Ольга: «Ой нет, моя прабабка была ого‐го какая, двенадцать детей, спины не разгибала, а когда умерла, то так сгорбленной во гроб и поклали. Зато вот мамаша моя – это огонь была, сколько мы с ней за волосы друг друга потаскали, скоро день рождения ейное».

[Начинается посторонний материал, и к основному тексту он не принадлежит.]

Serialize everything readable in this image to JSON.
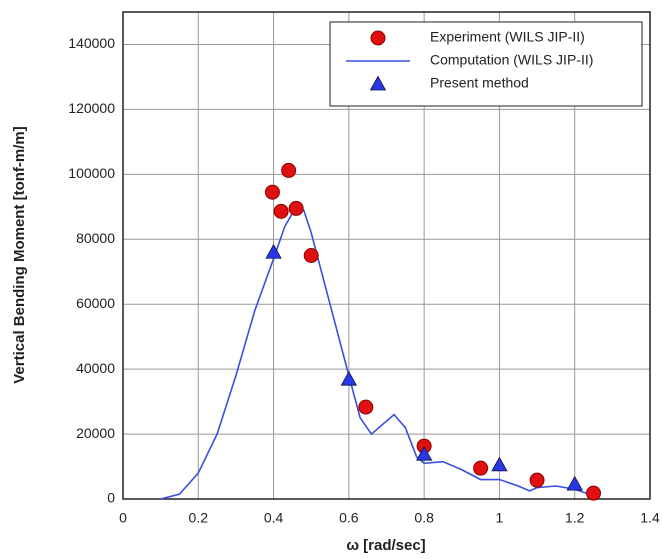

Вера: «Она овен, значит, а овны они такие упертые, что ни в жизнь. Вот моя мать товароведом работала. Постоянно полный дом гостей. Убираться каждый день заставляла. Чуть присядешь – тут же команда – поднимай паласы. Так ведь, мам, говорю, вчера же только вытрясали. Поднимай паласы, говорит, и все тут. Однажды я не выдержала и на хер ее послала. Так она сначала в ступор впала от такой наглости, а потом побагровела и говорит: „А ну вставай на колени, проси у матери прощения!“ Я как дернула во всю прыть из дома, двое суток пряталась от нее, но прощения не попросила».

Ольга: «А вот у Оксанки мамаша тоже была помешана на чистоте, каждый раз как приезжает, Оксана в панике все надраивает. Говорит, что та в каждый ящик заглянет, как накрахмалено, как поглажено, все обнюхает».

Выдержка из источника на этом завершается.